L’invitation du cheikh druze « de Khaldé » cristallise le retour de Damas

La présence de Nasreddine el-Gharib suscite une réaction ferme du cheikh Akl et des milieux joumblattistes.

Le cheikh Akl druze Naïm Hassan (photo de gauche) a critiqué hier, dans un communiqué, la présence du cheikh Gharib au sommet économique arabe. Photos ANI et Facebook

Les signes d’un retour de Damas sur la scène libanaise se multiplient, notamment au lendemain du sommet économique arabe de Beyrouth et le plaidoyer à vitesses variables d’une bonne partie du Liban officiel en faveur d’un retour du régime Assad au sein de la Ligue arabe. L’un des épicentres de ce retour est sans conteste la remise en cause chronique du leadership druze incarné par le chef du Parti socialiste progressiste (PSP) Walid Joumblatt, quasi seul au Liban à continuer à dénoncer les exactions du régime syrien – indépendamment des rapports du PSP avec le Hezbollah – et à retenir d’autres parties, comme le Premier ministre désigné Saad Hariri, plus discret dans ses attaques contre le régime, d’accepter des compromis à ce niveau, confie une source du PSP.

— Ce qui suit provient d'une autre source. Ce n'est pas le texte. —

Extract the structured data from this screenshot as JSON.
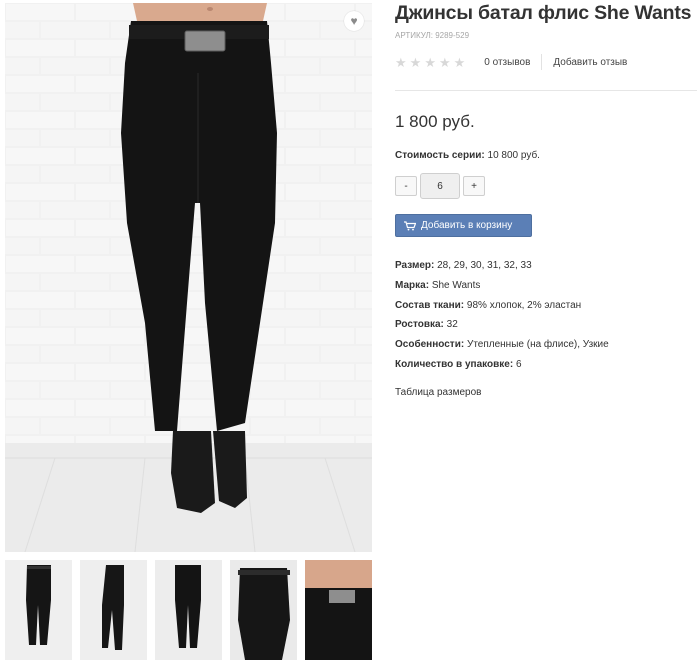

Après les convois armés des partisans de Wi’am Wahhab à Moukhtara et la controverse de Jahiliyé, le sommet arabe a de nouveau été l’occasion de marquer, dimanche, un nouveau coup contre M. Joumblatt, cette fois par le biais du président de la République Michel Aoun, et d’attiser de nouveau les flammes de la discorde interdruze. La présidence a en effet invité aux séances du sommet, aux côtés du cheikh Akl druze officiel, le cheikh Naïm Hassan, élu en vertu de la loi, le cheikh Nasreddine el-Gharib, un cheikh intronisé cheikh Akl par les opposants politiques prosyriens de Walid Joumblatt, à savoir le député Talal Arslane et l’ancien ministre Wahhab.

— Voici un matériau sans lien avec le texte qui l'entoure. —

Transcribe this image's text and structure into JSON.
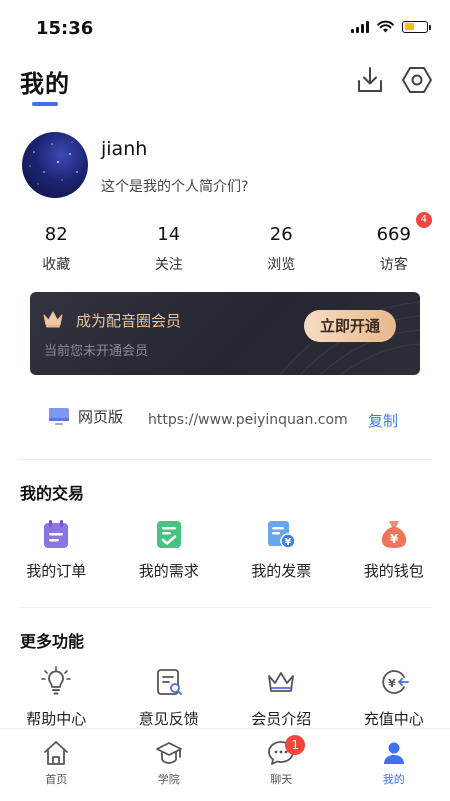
{
  "status_bar": {
    "time": "15:36"
  },
  "header": {
    "title": "我的"
  },
  "profile": {
    "username": "jianh",
    "bio": "这个是我的个人简介们?"
  },
  "stats": [
    {
      "value": "82",
      "label": "收藏"
    },
    {
      "value": "14",
      "label": "关注"
    },
    {
      "value": "26",
      "label": "浏览"
    },
    {
      "value": "669",
      "label": "访客",
      "badge": "4"
    }
  ],
  "vip": {
    "title": "成为配音圈会员",
    "subtitle": "当前您未开通会员",
    "button": "立即开通"
  },
  "web": {
    "label": "网页版",
    "url": "https://www.peiyinquan.com",
    "copy": "复制"
  },
  "transactions": {
    "title": "我的交易",
    "items": [
      {
        "label": "我的订单",
        "icon": "order-icon"
      },
      {
        "label": "我的需求",
        "icon": "demand-icon"
      },
      {
        "label": "我的发票",
        "icon": "invoice-icon"
      },
      {
        "label": "我的钱包",
        "icon": "wallet-icon"
      }
    ]
  },
  "more": {
    "title": "更多功能",
    "items": [
      {
        "label": "帮助中心",
        "icon": "help-bulb-icon"
      },
      {
        "label": "意见反馈",
        "icon": "feedback-icon"
      },
      {
        "label": "会员介绍",
        "icon": "crown-icon"
      },
      {
        "label": "充值中心",
        "icon": "recharge-icon"
      }
    ]
  },
  "tabbar": {
    "items": [
      {
        "label": "首页",
        "icon": "home-icon"
      },
      {
        "label": "学院",
        "icon": "academy-cap-icon"
      },
      {
        "label": "聊天",
        "icon": "chat-icon",
        "badge": "1"
      },
      {
        "label": "我的",
        "icon": "profile-icon",
        "active": true
      }
    ]
  },
  "colors": {
    "accent": "#3f6ff3",
    "badge": "#f2453d",
    "vip_gold": "#e8c49a",
    "link": "#3f7be8"
  }
}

Ces derniers contestent la loi du 12 juin 2006, qui a pourtant mis en place le premier cadre légal pour organiser les affaires de la communauté. Cette loi, qui se voulait moderne, a établi le conseil druze et consacré l’unicité de l’institution du cheikh Akl. Elle a mis fin à la vieille coutume de la dualité des cheikhs Akl, l’un issu du clan yazbackiste, l’autre du clan joumblattiste. Cette dualité a été abandonnée pendant la guerre civile. Puis, sous la tutelle syrienne, le cheikh Akl de l’époque, Bahjat Ghaïth, avait été choisi avec la bénédiction de Damas pour limiter la marge de manœuvre de Walid Joumblatt au sein de sa communauté.

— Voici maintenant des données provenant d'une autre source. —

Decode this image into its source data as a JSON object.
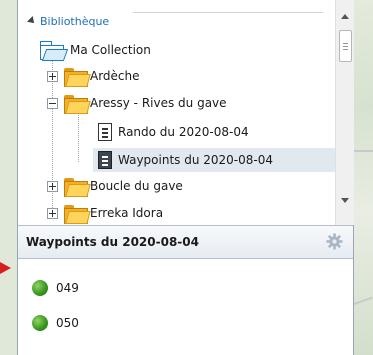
{
  "tree": {
    "library_label": "Bibliothèque",
    "collection_label": "Ma Collection",
    "items": [
      {
        "label": "Ardèche",
        "expanded": false
      },
      {
        "label": "Aressy - Rives du gave",
        "expanded": true
      },
      {
        "label": "Rando du 2020-08-04",
        "type": "document"
      },
      {
        "label": "Waypoints du 2020-08-04",
        "type": "document",
        "selected": true
      },
      {
        "label": "Boucle du gave",
        "expanded": false
      },
      {
        "label": "Erreka Idora",
        "expanded": false
      }
    ]
  },
  "waypoints_panel": {
    "title": "Waypoints du 2020-08-04",
    "items": [
      {
        "label": "049",
        "color": "#3c9a1f"
      },
      {
        "label": "050",
        "color": "#3c9a1f"
      }
    ]
  },
  "colors": {
    "library_text": "#1f6fb6",
    "folder_blue": "#1b7bc4",
    "folder_yellow": "#f3b128",
    "selection_bg": "#e2e8ef",
    "arrow_red": "#d62020"
  }
}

Pour MM. Arslane et Wahhab, proches du régime Assad, la loi de 2006 est faite à la mesure du PSP et l’unicité du cheikh Akl est une manière d’instituer le monopole de Walid Joumblatt. M. Arslane et Wahhab boycottent les élections du conseil druze depuis 2006. En septembre 2006, alors que ces élections se tenaient pour la première fois, Talal Arslane (qui avait au préalable tenté sans succès un consensus électoral avec M. Joumblatt sur un partage équitable de leurs représentants respectifs au sein du conseil druze) a intronisé à Khaldé le cheikh Gharib en tant que nouveau chef spirituel de la communauté, devant quelque quatre mille partisans et religieux, et en présence des anciens ministres Wi’am Wahhab et Mahmoud Abdel Khalek (Parti syrien national social), et l’ancien député Fayçal Daoud.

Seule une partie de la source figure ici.